I have the iids $\ X_1,X_2, … , X_n$ with pmf $\ P(X_i = x_i) = {{m}\choose{x_i}}\theta^{x_i}(1-\theta)^{m-x_i}, 0 \leq x_i \leq m$
I have the unbiased estimator $\ X_1/m$, the sufficient statistic $T = \sum X_i $ and I want to use Rao-Blackwell to find another unbiased estimator for $\theta$.
So I do $\theta' = E(X_1/m \vert {T}) $
$ = 1/m \sum k P(X_1 = k \vert T = t) = 1/m \sum k{{m}\choose{k}}{{mn-m}\choose{t-k}}/{{mn}\choose{t}} $
But then I can't evaluate this sum. Have I gone wrong?
Best Answer
Update based on whuber's comment.
First some notation. Let $T_{-1} = \sum_{i=2}^nX_i$ and note that $T \sim Binom(nm, \theta)$ and $T_{-1} \sim Binom((n-1)m, \theta)$. Moreover, note that $X_1$ and $T_{-1}$ are independent.

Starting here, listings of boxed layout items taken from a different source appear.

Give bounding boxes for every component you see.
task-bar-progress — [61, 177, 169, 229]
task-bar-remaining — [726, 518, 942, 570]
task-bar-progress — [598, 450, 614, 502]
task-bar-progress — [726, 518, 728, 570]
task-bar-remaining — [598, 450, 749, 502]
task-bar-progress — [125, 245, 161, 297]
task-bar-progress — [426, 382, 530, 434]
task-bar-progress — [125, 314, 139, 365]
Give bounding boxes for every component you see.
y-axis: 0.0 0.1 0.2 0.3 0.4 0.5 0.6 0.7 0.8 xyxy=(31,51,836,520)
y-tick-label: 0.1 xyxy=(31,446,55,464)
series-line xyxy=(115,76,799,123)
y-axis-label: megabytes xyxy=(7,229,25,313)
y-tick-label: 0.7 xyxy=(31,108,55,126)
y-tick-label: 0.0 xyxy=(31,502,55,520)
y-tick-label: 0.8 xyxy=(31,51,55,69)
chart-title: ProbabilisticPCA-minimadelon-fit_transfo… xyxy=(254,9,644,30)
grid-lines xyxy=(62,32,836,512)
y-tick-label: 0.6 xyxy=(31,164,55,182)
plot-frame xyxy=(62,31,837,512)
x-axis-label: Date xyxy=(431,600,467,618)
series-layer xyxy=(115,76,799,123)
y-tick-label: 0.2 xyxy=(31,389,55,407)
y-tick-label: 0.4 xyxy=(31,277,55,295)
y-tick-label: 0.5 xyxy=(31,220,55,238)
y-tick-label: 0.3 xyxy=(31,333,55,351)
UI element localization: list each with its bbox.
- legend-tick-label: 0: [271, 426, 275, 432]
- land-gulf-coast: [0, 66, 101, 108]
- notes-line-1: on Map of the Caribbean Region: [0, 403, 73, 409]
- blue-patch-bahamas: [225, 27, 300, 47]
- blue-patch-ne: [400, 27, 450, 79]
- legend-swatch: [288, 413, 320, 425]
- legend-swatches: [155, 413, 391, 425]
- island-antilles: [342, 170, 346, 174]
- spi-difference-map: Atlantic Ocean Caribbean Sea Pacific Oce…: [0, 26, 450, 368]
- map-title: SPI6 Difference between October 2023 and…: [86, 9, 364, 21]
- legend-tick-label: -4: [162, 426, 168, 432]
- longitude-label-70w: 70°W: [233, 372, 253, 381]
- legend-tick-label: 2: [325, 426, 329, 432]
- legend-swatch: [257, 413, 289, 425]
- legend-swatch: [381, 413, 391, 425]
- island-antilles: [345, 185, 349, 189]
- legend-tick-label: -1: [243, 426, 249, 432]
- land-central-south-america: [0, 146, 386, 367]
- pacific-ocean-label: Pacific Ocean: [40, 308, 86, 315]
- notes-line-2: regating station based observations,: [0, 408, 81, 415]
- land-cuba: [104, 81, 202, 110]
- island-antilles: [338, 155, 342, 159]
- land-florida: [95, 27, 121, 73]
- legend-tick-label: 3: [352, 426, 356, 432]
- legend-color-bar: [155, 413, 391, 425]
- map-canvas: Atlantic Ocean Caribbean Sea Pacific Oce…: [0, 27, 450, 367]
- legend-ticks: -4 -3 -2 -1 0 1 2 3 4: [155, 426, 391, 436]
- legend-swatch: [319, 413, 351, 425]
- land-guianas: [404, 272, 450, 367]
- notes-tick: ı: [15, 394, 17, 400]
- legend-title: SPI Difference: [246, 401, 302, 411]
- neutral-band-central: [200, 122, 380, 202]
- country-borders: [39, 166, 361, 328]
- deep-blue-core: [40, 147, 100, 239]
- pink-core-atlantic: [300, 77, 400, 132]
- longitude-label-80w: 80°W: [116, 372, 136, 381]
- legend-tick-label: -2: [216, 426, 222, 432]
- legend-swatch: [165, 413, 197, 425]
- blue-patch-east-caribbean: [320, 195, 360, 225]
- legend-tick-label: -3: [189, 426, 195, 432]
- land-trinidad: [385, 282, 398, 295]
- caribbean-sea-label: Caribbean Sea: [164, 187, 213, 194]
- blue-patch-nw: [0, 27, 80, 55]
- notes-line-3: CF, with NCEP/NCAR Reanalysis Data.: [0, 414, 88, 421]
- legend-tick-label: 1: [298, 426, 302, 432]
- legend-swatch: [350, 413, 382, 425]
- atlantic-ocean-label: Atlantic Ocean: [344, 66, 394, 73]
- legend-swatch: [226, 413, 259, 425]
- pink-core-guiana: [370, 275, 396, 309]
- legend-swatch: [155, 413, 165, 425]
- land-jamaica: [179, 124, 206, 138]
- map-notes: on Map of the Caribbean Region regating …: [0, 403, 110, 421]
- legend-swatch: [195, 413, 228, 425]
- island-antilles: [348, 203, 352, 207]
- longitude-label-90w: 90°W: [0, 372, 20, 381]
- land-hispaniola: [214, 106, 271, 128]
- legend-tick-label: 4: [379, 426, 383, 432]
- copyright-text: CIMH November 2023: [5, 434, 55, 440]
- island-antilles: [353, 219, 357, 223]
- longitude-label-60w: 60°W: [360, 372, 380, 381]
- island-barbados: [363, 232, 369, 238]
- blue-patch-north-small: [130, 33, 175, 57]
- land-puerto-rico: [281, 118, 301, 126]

\begin{align*} \phi(T) &= E(X_1/m |T =t) \\ &= \frac{1}{m}E(X_1|T=t) \\ &= \frac{1}{m}\sum_{x=0}^m xP(X_1=x|T=t) \\ &= \frac{1}{m}\sum_{x=0}^m x\frac{P(X_1=x \cap T=t)}{P(T=t)} \\ &= \frac{1}{m}\sum_{x=0}^m x\frac{P(X_1=x \cap T_{-1}=t-x)}{P(T=t)} \\ &= \frac{1}{m}\sum_{x=0}^m x\frac{P(X_1=x)P(T_{-1}=t-x)}{P(T=t)} \\ &= \frac{1}{m}\sum_{x=0}^m x\frac{\binom{m}{x}\theta^x(1-\theta)^{m-x}\binom{(n-1)m}{t-x}\theta^{t-x}(1-\theta)^{(n-1)m-t+x}}{\binom{nm}{t}\theta^t(1-\theta)^{nm-t}} \\ &= \frac{1}{m}\sum_{x=0}^m x\frac{\binom{m}{x}\binom{nm -m}{t-x}}{\binom{nm}{t}} \\ &= \frac{1}{m}\sum_{x=0}^m x f(x;nm, m, t) \quad\text{where $f$ is the pmf of a hypergeometric random variable}\\ &= \frac{1}{m}E(X) \quad \text{where $X$ is a hypergeometric rv} \\ &= \frac{1}{m}\frac{tm}{mn} = \frac{t}{mn} \end{align*}
Recalling that $t$ is the value of $T$, we get $\hat\theta_{UMVUE} = \frac{T}{nm}$ as expected.